Study the White House press core situation, and tell me that isn't censorship in full force. The press secretary refutes any serious question with almost every trick in the logical-fallacy handbook. Unless you play along, you don't get the "government official, speaking on condition of anonymity" or "after the press conference, Scott McClellan said privately..." tidbits. Remember the days when presidents would be the ones speaking at a press conference, not a guy who keeps saying, "The President feels..."?
I recall reading recently how the WH press core got all bent out of shape about getting the news late about Cheney's little shooting incident. Where was the outrage over something that matters, like domestic spying? And if they were truly so angry, why didn't they just all get up and leave?
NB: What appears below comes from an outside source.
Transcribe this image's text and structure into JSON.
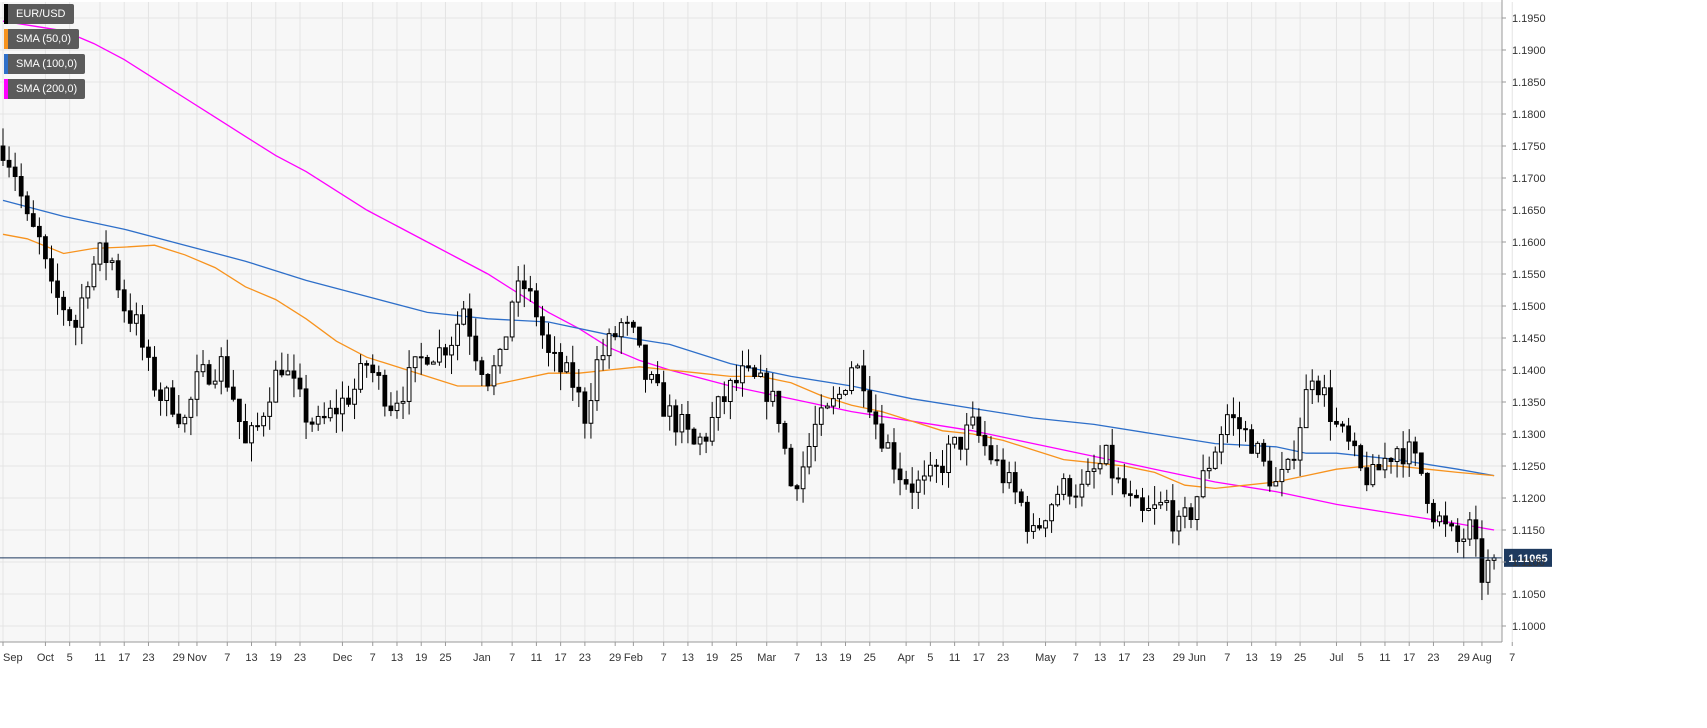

The White House press core are like crack whores. They rely on yet despise their pimps, occasionally developing some backbone or attitude. But at the end of the day, they're still just puppet addicts.
Please help metamoderate.
Why haven't we stopped all diplomatic relations with China? Why haven't we imposed trade sanctions?
Oh, right, China supplies us with cheap manufactured goods, and makes various U.S. companies richer.
Apparently, being a totalitarian, human-rights-suppressing government is *perfectly fine* with the United States as long as you supply us with lots of cheap goods. Oh, and buy up our debt so we can continue our fiscally irresponsible ways.
Clearly China does not do a good enough job of discrediting and ostracizing its critics in the public sphere. And clearly it has not done a good job at making the Chinese people self-centered and aloof from each other.
Play the same scenario in the story out in the US in your head, and imagine what would happen. Major media would ignore it. Mass populace would ignore it, writing it off as crackpottery, bolstered by the lack of media coverage. Most people would delete the message as an "obvious spam" or "liberal bullshit" or some such. Result effect: zero.
The Chinese people actually *care about* and *believe* these sorts of things. That's where the PRC has clearly failed. They have not properly desensitized and disinterested their public. They need a heavy dose of selfishness injected into their population. Then they could get away with an awful lot more.
Screwing US tech and CRM workers with offshoring? Who cares? Screwing the working poor with no benefits? Who cares? Screwing the poor with social service cuts? Who cares? Screwing the economy, international affairs, and budget with a poorly defensible war? Who cares?
Clearly, the Chinese people care far too much.
Terrorists can attack freedom, but only Congress can destroy it.